Their parents had their own concerns. Feroza’s father worried about what kind of life his daughter would have with a man who was always traveling. Mushahid’s parents wondered what kind of woman would agree to live that way. When they met the two of them together, Feroza says, the reaction was essentially: just get them married quickly before something goes wrong.
They moved to Hunza about a week after the wedding.
What daily life in Hunza actually looks like
Muzamil asks Feroza to describe an average day. She starts with the five cats, who wake them up in the morning demanding food. Then: breakfast, orders for her online shop (called From Feroza, where she sells journals, stickers, and postcards), laptop work, and whatever projects are running. Mushahid runs tours — not many, two or three a month, sometimes one — with a focus on quality over volume. In winter, temperatures drop to minus 20 or minus 25. They heat the house with a steel wood-burning stove called a bukhari, and sleep under an electric blanket.

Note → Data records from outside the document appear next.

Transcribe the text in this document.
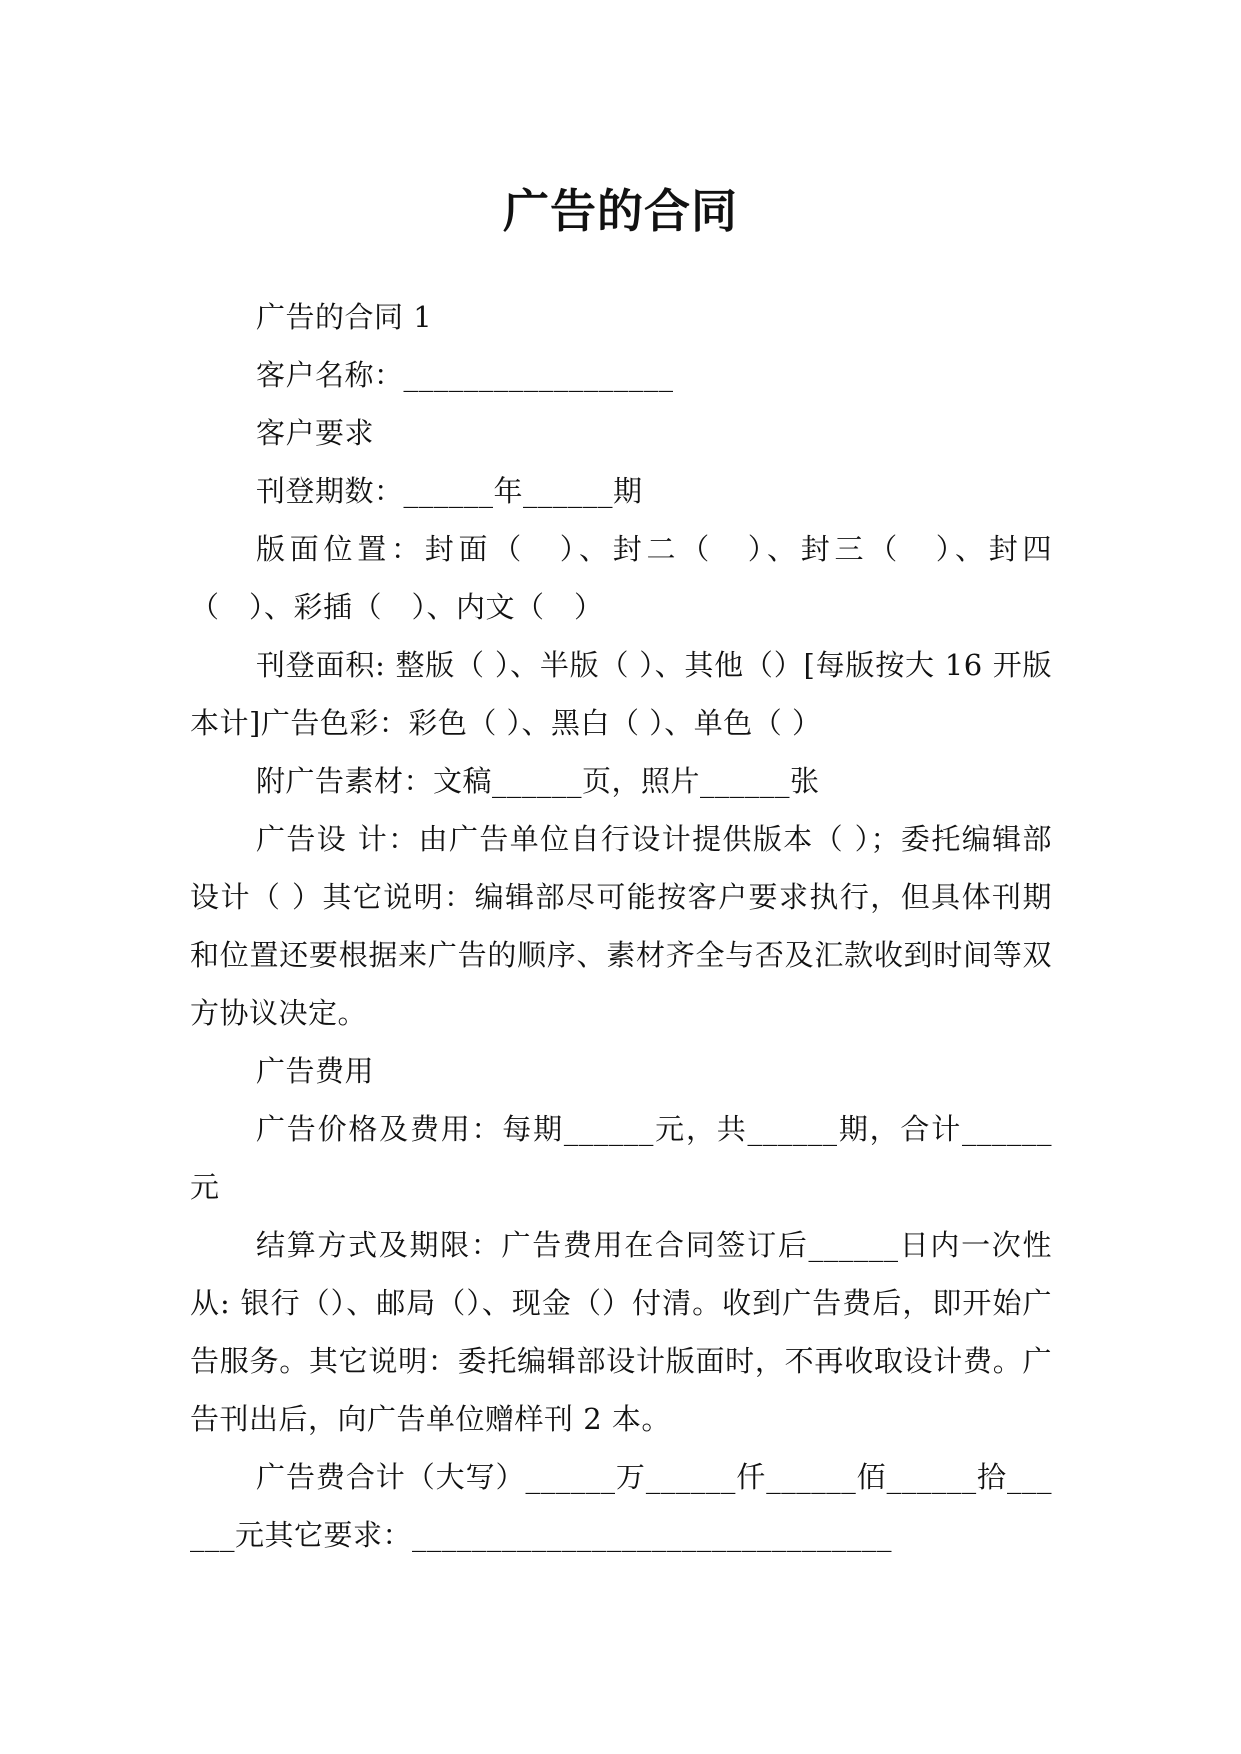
广告的合同

广告的合同 1

客户名称：__________________

客户要求

刊登期数：______年______期

版面位置：封面（　）、封二（　）、封三（　）、封四（　）、彩插（　）、内文（　）

刊登面积: 整版（ ）、半版（ ）、其他（）[每版按大 16 开版本计]广告色彩：彩色（ ）、黑白（ ）、单色（ ）

附广告素材：文稿______页，照片______张

广告设 计：由广告单位自行设计提供版本（ ）；委托编辑部设计（ ）其它说明：编辑部尽可能按客户要求执行，但具体刊期和位置还要根据来广告的顺序、素材齐全与否及汇款收到时间等双方协议决定。

广告费用

广告价格及费用：每期______元，共______期，合计______元

结算方式及期限：广告费用在合同签订后______日内一次性从: 银行（）、邮局（）、现金（）付清。收到广告费后，即开始广告服务。其它说明：委托编辑部设计版面时，不再收取设计费。广告刊出后，向广告单位赠样刊 2 本。

广告费合计（大写）______万______仟______佰______拾______元其它要求：________________________________
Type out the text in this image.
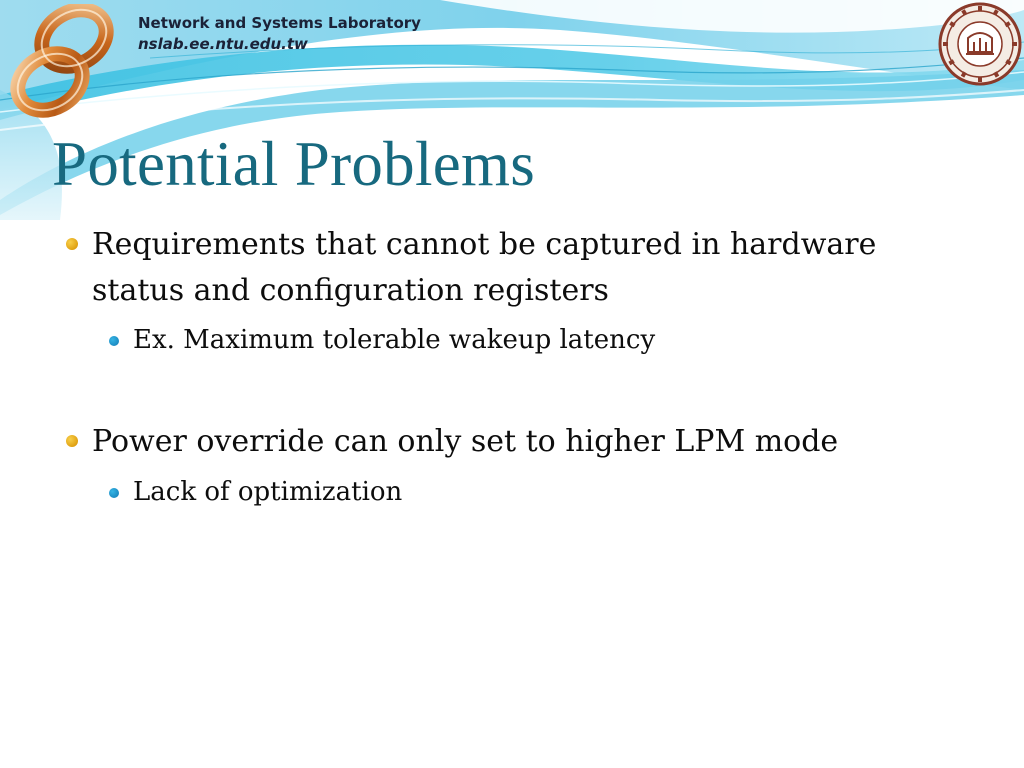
Network and Systems Laboratory
nslab.ee.ntu.edu.tw
Potential Problems
Requirements that cannot be captured in hardware
status and configuration registers
Ex. Maximum tolerable wakeup latency
Power override can only set to higher LPM mode
Lack of optimization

Feroza is clear-eyed about what this life requires. “It’s not for everyone,” she says. “If you can teach your stomach, you can do anything.” The first year was difficult. The comforts of city life are simply not there. But she is equally clear that this was a considered choice, not a romantic impulse. Both she and Mushahid were earning before they moved. Finances were sorted in advance. “We didn’t go there saying we’ll figure something out,” she says.
Pakistan in 2050: hopeful, but honest
By the end of the conversation, Muzamil asks Feroza — having grown up in Quetta, studied in Karachi, lived in Islamabad, and now settled in Hunza — how she sees Pakistan in 2050.
Her answer is measured. She sees problems clearly. She gives the example of an architect’s starting salary — fifteen thousand rupees after five years of expensive education. “That’s an insult,” she says. But she refuses to give up on hope. “I don’t want to believe that nothing good will happen,” she says. “But at the same time, things are difficult. And wanting them to be good is not enough on its own.”
On tourism specifically, she is cautiously optimistic about Hunza but worried about the pace and nature of development. Karimabad, she notes, is already becoming a concrete jungle. What Nepal got right — and what Pakistan has largely not — is preserving the aesthetic and experiential identity of its mountain villages while building the infrastructure that makes them accessible. “If you’re going somewhere, you want to experience that place,” she says. “Not see what you could see anywhere.”
Muzamil closes by telling Feroza that what strikes him most about her story is not that it sounds easy — it doesn’t — but that at every point where she could have stopped, she didn’t. “Every single time you had that mentality: if it has to be done, it has to be done.” He says he would like to meet her father. He says he would like to have Mushahid on the show someday. Feroza agrees that his story is worth telling.